Project/Area Number |
20K19489
|
Research Institution | Nippon Medical School |
Principal Investigator |
金 芝美 日本医科大学, 大学院医学研究科, ポストドクター (00868177)
|
Project Period (FY) |
2020-04-01 – 2023-03-31
|
Keywords | 身体不活動 / NAD+ / 定期的運動 / 認知機能 / 海馬 |
Outline of Annual Research Achievements |
本研究は、定期的な運動が脂肪組織からのeNAMPT放出を高めて脳内NAD+量を増加させ、このことが身体不活動による認知機能の低下やうつ様症状の発症の予防に貢献するか否かについて解明することを目指す。
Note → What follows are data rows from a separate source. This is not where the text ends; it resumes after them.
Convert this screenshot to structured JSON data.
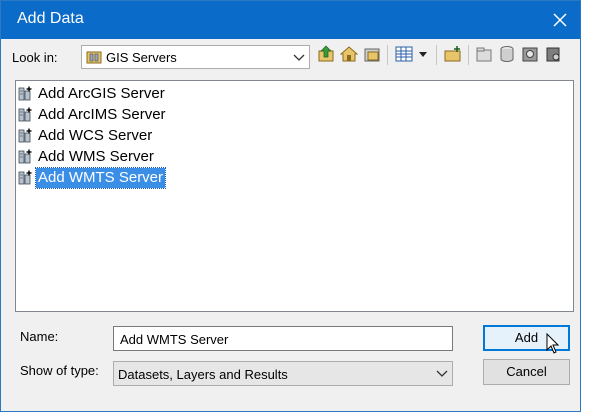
{
  "window": {
    "title": "Add Data"
  },
  "toolbar": {
    "look_in_label": "Look in:",
    "look_in_value": "GIS Servers",
    "icons": [
      "up-one-level-icon",
      "home-icon",
      "connect-to-folder-icon",
      "view-menu-icon",
      "dropdown-arrow-icon",
      "new-folder-icon",
      "catalog-icon",
      "database-icon",
      "geodatabase-icon",
      "server-icon"
    ]
  },
  "list": {
    "items": [
      {
        "label": "Add ArcGIS Server",
        "selected": false
      },
      {
        "label": "Add ArcIMS Server",
        "selected": false
      },
      {
        "label": "Add WCS Server",
        "selected": false
      },
      {
        "label": "Add WMS Server",
        "selected": false
      },
      {
        "label": "Add WMTS Server",
        "selected": true
      }
    ]
  },
  "form": {
    "name_label": "Name:",
    "name_value": "Add WMTS Server",
    "type_label": "Show of type:",
    "type_value": "Datasets, Layers and Results"
  },
  "buttons": {
    "add": "Add",
    "cancel": "Cancel"
  },
  "colors": {
    "titlebar": "#0a6bc8",
    "selection": "#3a8ee6",
    "dialog_bg": "#f0f0f0"
  }
}
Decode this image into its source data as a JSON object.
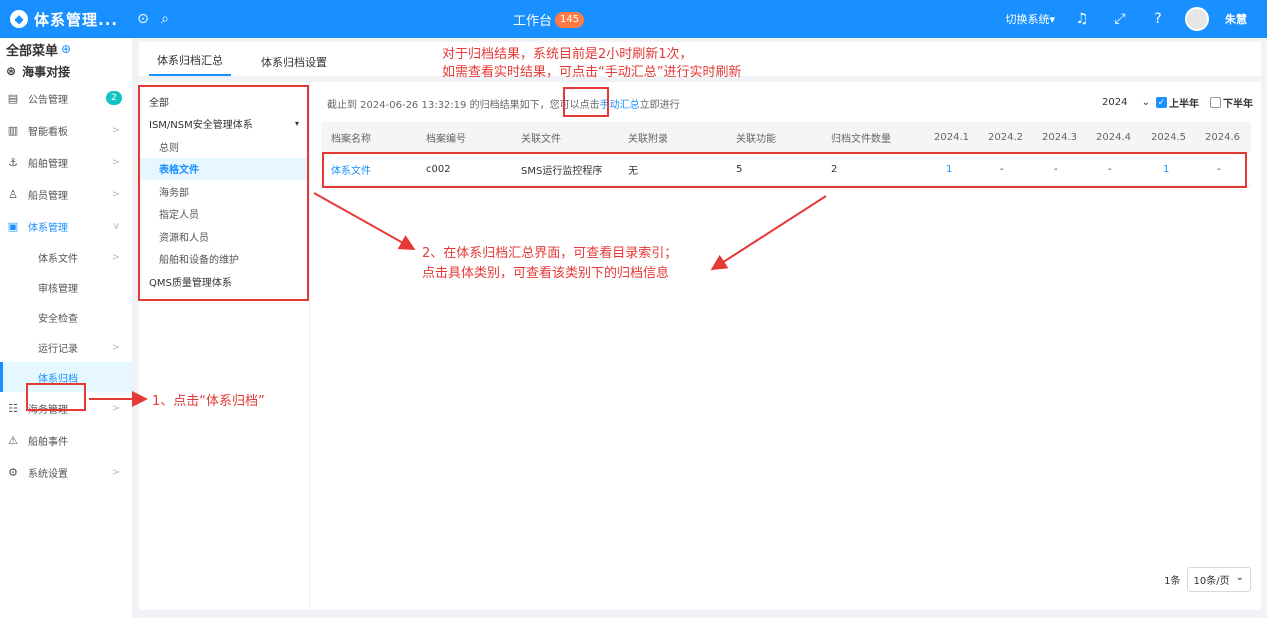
{
  "header": {
    "logo_text": "体系管理...",
    "logo_glyph": "◆",
    "collapse_icon": "⊙",
    "search_icon": "⌕",
    "center_title": "工作台",
    "center_badge": "145",
    "switch_system": "切换系统▾",
    "bell_icon": "♫",
    "fullscreen_icon": "⤢",
    "help_icon": "?",
    "username": "朱慧"
  },
  "sidebar": {
    "all_menu": "全部菜单",
    "plus_icon": "⊕",
    "section_title": "海事对接",
    "section_icon": "⊛",
    "items": [
      {
        "label": "公告管理",
        "icon": "▤",
        "badge": "2"
      },
      {
        "label": "智能看板",
        "icon": "▥",
        "arrow": ">"
      },
      {
        "label": "船舶管理",
        "icon": "⚓",
        "arrow": ">"
      },
      {
        "label": "船员管理",
        "icon": "♙",
        "arrow": ">"
      },
      {
        "label": "体系管理",
        "icon": "▣",
        "arrow": "∨"
      }
    ],
    "sub_items": [
      {
        "label": "体系文件",
        "arrow": ">"
      },
      {
        "label": "审核管理"
      },
      {
        "label": "安全检查"
      },
      {
        "label": "运行记录",
        "arrow": ">"
      },
      {
        "label": "体系归档"
      }
    ],
    "bottom_items": [
      {
        "label": "海务管理",
        "icon": "☷",
        "arrow": ">"
      },
      {
        "label": "船舶事件",
        "icon": "⚠"
      },
      {
        "label": "系统设置",
        "icon": "⚙",
        "arrow": ">"
      }
    ]
  },
  "tabs": [
    "体系归档汇总",
    "体系归档设置"
  ],
  "tree": {
    "items": [
      "全部",
      "ISM/NSM安全管理体系",
      "总则",
      "表格文件",
      "海务部",
      "指定人员",
      "资源和人员",
      "船舶和设备的维护",
      "QMS质量管理体系"
    ],
    "caret": "▾"
  },
  "info": {
    "prefix": "截止到 2024-06-26 13:32:19 的归档结果如下，您可以点击",
    "link": "手动汇总",
    "suffix": "立即进行"
  },
  "filters": {
    "year": "2024",
    "year_arrow": "⌄",
    "first_half": "上半年",
    "second_half": "下半年",
    "check_mark": "✓"
  },
  "table": {
    "headers": [
      "档案名称",
      "档案编号",
      "关联文件",
      "关联附录",
      "关联功能",
      "归档文件数量",
      "2024.1",
      "2024.2",
      "2024.3",
      "2024.4",
      "2024.5",
      "2024.6"
    ],
    "rows": [
      [
        "体系文件",
        "c002",
        "SMS运行监控程序",
        "无",
        "5",
        "2",
        "1",
        "-",
        "-",
        "-",
        "1",
        "-"
      ]
    ]
  },
  "pager": {
    "total": "1条",
    "page_size": "10条/页",
    "arrow": "⌄"
  },
  "annotations": {
    "top_line1": "对于归档结果，系统目前是2小时刷新1次，",
    "top_line2": "如需查看实时结果，可点击“手动汇总”进行实时刷新",
    "mid_line1": "2、在体系归档汇总界面，可查看目录索引；",
    "mid_line2": "点击具体类别，可查看该类别下的归档信息",
    "left": "1、点击“体系归档”"
  },
  "colors": {
    "primary": "#1890ff",
    "annotation": "#e53935",
    "badge_orange": "#ff7a45",
    "badge_green": "#13c2c2"
  }
}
2020年度は脂肪組織から循環血中へのeNAMPT放出を高める最適な運動条件を探るために、一過性のトレッドミル走運動強度による血漿eNAMPT 量の変化をタイムコースで観察し、かつ運動強度と関係させて検討した。雄のC57BL/6Jマウスに一過性の低強度(10m/min、1時間)、中強度(20m/min、1時間)、高強度(20m/min~疲労困憊、約30分)トレッドミル走運動を課し、運動前、運動1、2、4時間後に採血し、血漿eNAMPT量をWestern blot法により定量した。その結果、運動前と比較して低・中・高運動強度の1時間後でeNAMPT量の有意な増加が認められた。これらの結果は運動強度に依存ではなく、運動自体がeNAMPTの量を増加させる可能性が示唆された。次は、定期的な運動が身体不活動由来の認知機能低下及びうつ様症状の発症の予防に貢献するか否かについて検討した。8週齢のマウスを無作為に(1)通常飼育群、(2)身体不活動群、(3)身体不活動+運動群の3群に分けた。(1)群は通常のマウス用飼育ケージで飼育し、(2)、(3)群は我々が考案した6分割ケージに飼育し、更に(3)群は低強度運動(10m-15m/min)で週3回、1時間のトレッドミル走を行わせた。しかし、身体不活動の影響によってマウスの運動能力が低下して1時間までは走れなかったため、マウスの運動能力に応じてトレッドミル速度を10-15m/min、30分に変更した。この条件で20週間飼育後に行動試験を行った。その結果、定期的な低強度運動は長期間の身体不活動による認知機能の低下やうつ様症状を回復させた。
|
Current Status of Research Progress |
Current Status of Research Progress
3: Progress in research has been slightly delayed.
Reason
前年度に引き続き、2021年度もCOVID-19感染症の蔓延により感染予防のため当該年度の実験は進まなかった。総じて(3)やや遅れていると判断した。
|
Strategy for Future Research Activity |
令和4年度は、前年度に20週間飼育後に行動試験の終了後、麻酔下で採血後に左心房より生食を灌流して脱血し、その後に脳を採取した。採取した右脳は認知機能やうつ様症状の発症・改善に関係が深い海馬の神経新生を調べるため、細胞増殖マーカーであるKi67による免疫組織科学分析に用い、左脳はNAD+量を測定する。定期的な低強度運動は長期間の身体不活動による認知機能の低下やうつ様症状の改善において脳のNAD+量との関係を検討する。得られた成果は国内発表と英文学雑誌への公表を目指す。
|
Causes of Carryover |
新型コロナウイルス感染拡大の影響で、国内外の学会が中止や延期、開催方法変更となったため、交通費、旅行等の支出がなかった。また、本年度に予定していた研究計画もまだ未遂行の実験がある。次年度は、消耗品購入・学会報告・英文校正・論文投稿費などに使用していく予定である。